Era a hora de quebrar barreiras. Momento que entrou ao palco a banda Malta. Vencedora de um reality show global e vivendo um novo momento com vocalista Luana Camarah (ex-Turnê), o quarteto, composto por Thor Moraes (guitarra), Diego Lopes (baixo), Adriano Daga (bateria) e o guitarrista convidado Helton Fagundes e Silva optou por fazer um set seguro. Músicas próprias como “Igual a Ninguém” e a certeira “Indestrutível”, que mostra bem a nova fase da banda, foram mescladas a covers, que foram de AC/DC a Rage Against the Machine, que agradaram a galera. Só penso que, com a exposição que possuem, deveriam ter investido mais nos próprios sons.
Já anoitecia e às 18h45 era a hora do Krisiun. É incrível a regularidade do trio Alex Camargo (vocal e baixo), Moyses Kolesne (guitarra) e Max Kolesne (bateria), pois eles não fazem show meia boca. Sorte dos fãs e das pessoas que tem a sorte de assisti-los. Outra coisa que chama a atenção é evolução musical dos caras. Sem fugir das raízes do death metal, eles botaram uma cara própria nas canções, fugindo das armadilhas do estilo. Com isso fomos brindados com músicas coesas, brutais e trabalhadas como “Combustion Inferno”, “Vicious Wrath”, “Blood of Lions” (que riffs são esses!), “Kings of Killing” e “Ace of Spades” (Motörhead).

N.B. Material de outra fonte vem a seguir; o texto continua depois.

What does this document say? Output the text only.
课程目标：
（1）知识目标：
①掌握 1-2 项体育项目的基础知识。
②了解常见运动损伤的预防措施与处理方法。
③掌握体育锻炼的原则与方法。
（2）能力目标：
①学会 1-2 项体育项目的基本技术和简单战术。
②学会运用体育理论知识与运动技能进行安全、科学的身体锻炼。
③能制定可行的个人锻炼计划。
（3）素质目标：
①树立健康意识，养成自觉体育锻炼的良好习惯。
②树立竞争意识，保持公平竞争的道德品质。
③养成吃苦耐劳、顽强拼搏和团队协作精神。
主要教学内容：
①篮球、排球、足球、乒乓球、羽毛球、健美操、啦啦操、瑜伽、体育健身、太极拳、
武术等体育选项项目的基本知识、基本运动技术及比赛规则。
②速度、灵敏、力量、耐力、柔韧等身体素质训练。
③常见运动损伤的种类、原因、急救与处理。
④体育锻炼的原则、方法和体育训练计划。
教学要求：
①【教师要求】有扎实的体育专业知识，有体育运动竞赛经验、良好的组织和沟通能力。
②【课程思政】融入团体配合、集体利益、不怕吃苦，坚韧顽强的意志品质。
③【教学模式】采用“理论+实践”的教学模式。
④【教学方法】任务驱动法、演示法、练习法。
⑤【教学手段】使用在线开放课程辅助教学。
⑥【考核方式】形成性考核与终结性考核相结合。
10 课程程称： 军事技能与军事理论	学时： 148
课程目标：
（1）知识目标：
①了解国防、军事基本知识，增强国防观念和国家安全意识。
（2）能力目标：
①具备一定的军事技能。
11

Da brutalidade para a irreverência. Essa foi a transição do death metal do Krisiun para o punk/pop do Supla. Com uma banda afiadíssima composta por Bruno Luiz (Stormsons, Command6, Doctor Pheabes), Henrique Baboom (Stormsons) e Ed Avian (bateria, Tales From The Porn), o Papito fez a festa com a galera com sons de toda sua carreira. Desde “Garota de Berlim” até versões pessoais para “Pet Semetery” (Ramones) e “Imagine” (John Lennon), tudo com o aval do público, que se divertiu a cada canção. Dois momentos especiais para este que escreve essas linhas ficaram por conta de “Encoleirado” e “Trip Scene”, essa última do ótimo projeto Psycho 69, lançado na década de 1990. Enfim, um show para elevar a carga de adrenalina.
Infelizmente, o que deveria ser aquele encerramento em alta teve um leve ar de decepção. Com início às 20h50, Andre Matos, acompanhado de seus fiéis escudeiros Hugo Mariutti (guitarra), Bruno Ladislau (baixo) e Rodrigo Silveira (bateria) fizeram um set que abrangeu a carreira do vocalista. Como a abertura veio “Nothing to Say” (Angra), mas o que se viu foi um som muito ruim e um cantor pouco inspirado, em especial para aqueles que acompanham sua carreira desde os tempos do Viper. O set de uma hora contou com as clássicas “I Will Return” e “Distant Thunder”, dos seus tempos de Shaman, além da bela “Lisbon”, do seu último trabalho com o Angra, “Fireworks”. Mesmo com todos esses percalços, Matos foi muito simpático com o público, além de ter uma banda classe A, principalmente o guitarrista Hugo Mariutti, que pode figurar tranquilamente entre os melhores do estilo no país. “Carry On”, também do Angra, encerrou a quinta edição do Rock Na Praça que, mesmo com esse percalço do som em algumas apresentações, faz por merecer uma continuidade, além de mostrar a galera os valores da cena, fazer com que esses mesmos fãs prestigiem os eventos underground em bares e casas de eventos.
Fabricio Ravelli, idealizador do festival, concluiu: “Certa vez me perguntaram ‘Fabrício, você imaginou que o RNP iria tomar essa proporção?’ Respondi que sim, por fazer parte de um processo e logo depois pensei: ‘Será que passei uma imagem prepotente?’ Mas não, é um trabalho intenso para realizá-lo. Porém, a nossa cidade merece um festival com esse formato, do tamanho e com a qualidade da nossa cena. Mesmo assim, sabemos que precisamos melhorar, sempre.”